Estava a Engrácia a colocar o farnel na amieira, e a Almira do ferreiro a gritar-lhe à porta, para que se despachasse. Foi apressadamente despedir-se do seu Reinaldo. Antes já o havia acomodado com o mata-bicho, e deixara-lhe numa mesita oval que empurrara para junto da cama, resguardados por um alvo pano de linho, pão, queijo, chouriço e uma garrafa de vinho. Dobrou a rodilha que colocou sobre a cabeça, vergou-se pelos quadris, e, como não lograsse elevar a canastra, gritou:
— Ó Almira! Ó Almira! Dá-me aqui uma mão, pelas almas!
Colocada a canastra à cabeça, vacilou com o peso da fruta, mas respirou fundo, fez força nas pernas, e lá se recompôs.
Cá fora, o Alberto da senhora, o Ramiro, a Leontina e o Zé da Ponte.
— Então o ti António? — perguntou Engrácia.
— Foi andando com o Tó Sêmeas — esclareceu Alberto.
— E o Reinaldo está melhor?
— Passou melhor a noite, se queres saber…Mas ainda se queixa muito.
Todos exibiam fruta e legumes de qualidade. Os pêssegos do Zé da Ponte eram mais pequenos, mas iam encontrar também clientela certa para eles. Naquela praça, era raro algum deles voltar para casa sem vender o que levava. Vendia-se tudo, com a graça de Deus. A fruta mais fraca era vendida mais barata, a quem não podia pagar tanto.

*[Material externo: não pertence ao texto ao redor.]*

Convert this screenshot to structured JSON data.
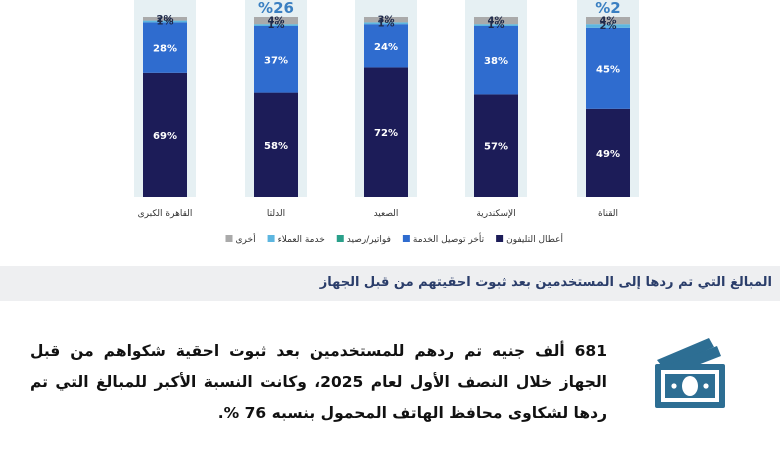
{
  "chart_data": {
    "type": "bar",
    "stacked": true,
    "orientation": "vertical",
    "ylim": [
      0,
      100
    ],
    "categories": [
      "القاهرة الكبرى",
      "الدلتا",
      "الصعيد",
      "الإسكندرية",
      "القناة"
    ],
    "series": [
      {
        "name": "أعطال التليفون",
        "color": "#1c1c58",
        "values": [
          69,
          58,
          72,
          57,
          49
        ],
        "labels": [
          "69%",
          "58%",
          "72%",
          "57%",
          "49%"
        ]
      },
      {
        "name": "تأخر توصيل الخدمة",
        "color": "#2f6ccf",
        "values": [
          28,
          37,
          24,
          38,
          45
        ],
        "labels": [
          "28%",
          "37%",
          "24%",
          "38%",
          "45%"
        ]
      },
      {
        "name": "فواتير/رصيد",
        "color": "#2aa08a",
        "values": [
          0,
          0,
          0,
          0,
          0
        ],
        "labels": [
          "",
          "",
          "",
          "",
          ""
        ]
      },
      {
        "name": "خدمة العملاء",
        "color": "#5db6e0",
        "values": [
          1,
          1,
          1,
          1,
          2
        ],
        "labels": [
          "1%",
          "1%",
          "1%",
          "1%",
          "2%"
        ]
      },
      {
        "name": "أخرى",
        "color": "#aaaaaa",
        "values": [
          2,
          4,
          3,
          4,
          4
        ],
        "labels": [
          "2%",
          "4%",
          "3%",
          "4%",
          "4%"
        ]
      }
    ],
    "top_labels": [
      "",
      "%26",
      "",
      "",
      "%2"
    ],
    "legend_position": "bottom",
    "grid": false
  },
  "section": {
    "title": "المبالغ التي تم ردها إلى المستخدمين بعد ثبوت احقيتهم من قبل الجهاز"
  },
  "body": {
    "text": "681 ألف جنيه تم ردهم للمستخدمين بعد ثبوت احقية شكواهم من قبل الجهاز خلال النصف الأول لعام 2025، وكانت النسبة الأكبر للمبالغ التي تم ردها لشكاوى محافظ الهاتف المحمول بنسبه 76 %."
  },
  "icons": {
    "money": "money-bills-icon"
  }
}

Na aldeia, correu tudo como esperavam. Muito dinheiro havia naquela terra! As fábricas de lanifícios e a metalúrgica, as pequenas empresas artesanais de manufatura de queijos e enchidos, asseguravam o dinheiro certo nas algibeiras dos fregueses.
De regresso, Engrácia pediu aos companheiros que fossem andando.
— Já vos alcanço! Vou levar estes pêssegos à senhora do senhor doutor, que mos apalavrou na semana passada. Ó Almira, podias levar-me a amieira.
— Dá cá! Hoje apanhaste-me bem-disposta!
Os companheiros de Engrácia foram seguindo caminho. Depois de entregar a encomenda e receber o dinheiro, foi direita à loja do sr. Manuel. Olhou a resma de cortes de tecido que estavam empilhados à porta, e lançou os olhares cobiçosos a um tecido adamascado, com um lavrado de grandes rosas acetinadas, que ela já namorava há que tempos. Ficou-se ainda um bocado à porta, antes de entrar, antecipando o momento em que chamaria seu àquele belo corte. Pediu para ver os tecidos, fingindo não saber ainda o que queria. Depois de tocar vários, virou-se então para o objeto dos seus desejos. Passou a mão ao longo da fazenda, e um frémito de prazer percorreu-lhe o corpo. Mostrou-se indecisa, apenas para prolongar aquele momento. Quando saiu da loja, apercebeu-se que se demorara bastante mais tempo do que tencionara. Iria fazer o percurso sozinha, a menos que os companheiros tivessem parado para esperar por ela. Colocou a canastra vazia debaixo do braço, junto aos quadris e o embrulho de papel pardo na taleiga de pano, junto do maço de notas presas com um elástico. Chegou-se a um recanto, olhou em volta, e, não vendo ninguém, ajeitou rapidamente debaixo do avental e da saia a algibeira que lhe pendia da cintura, onde guardava as moedas envoltas num lenço, e lá foi caminhando. Iria mandar fazê-lo à Alice costureira, e estreá-lo na festa da padroeira da terra. Aquele tom de azul iria realçar ainda mais a cor dos seus olhos. Tinha que se despachar, senão chegaria a casa de noite.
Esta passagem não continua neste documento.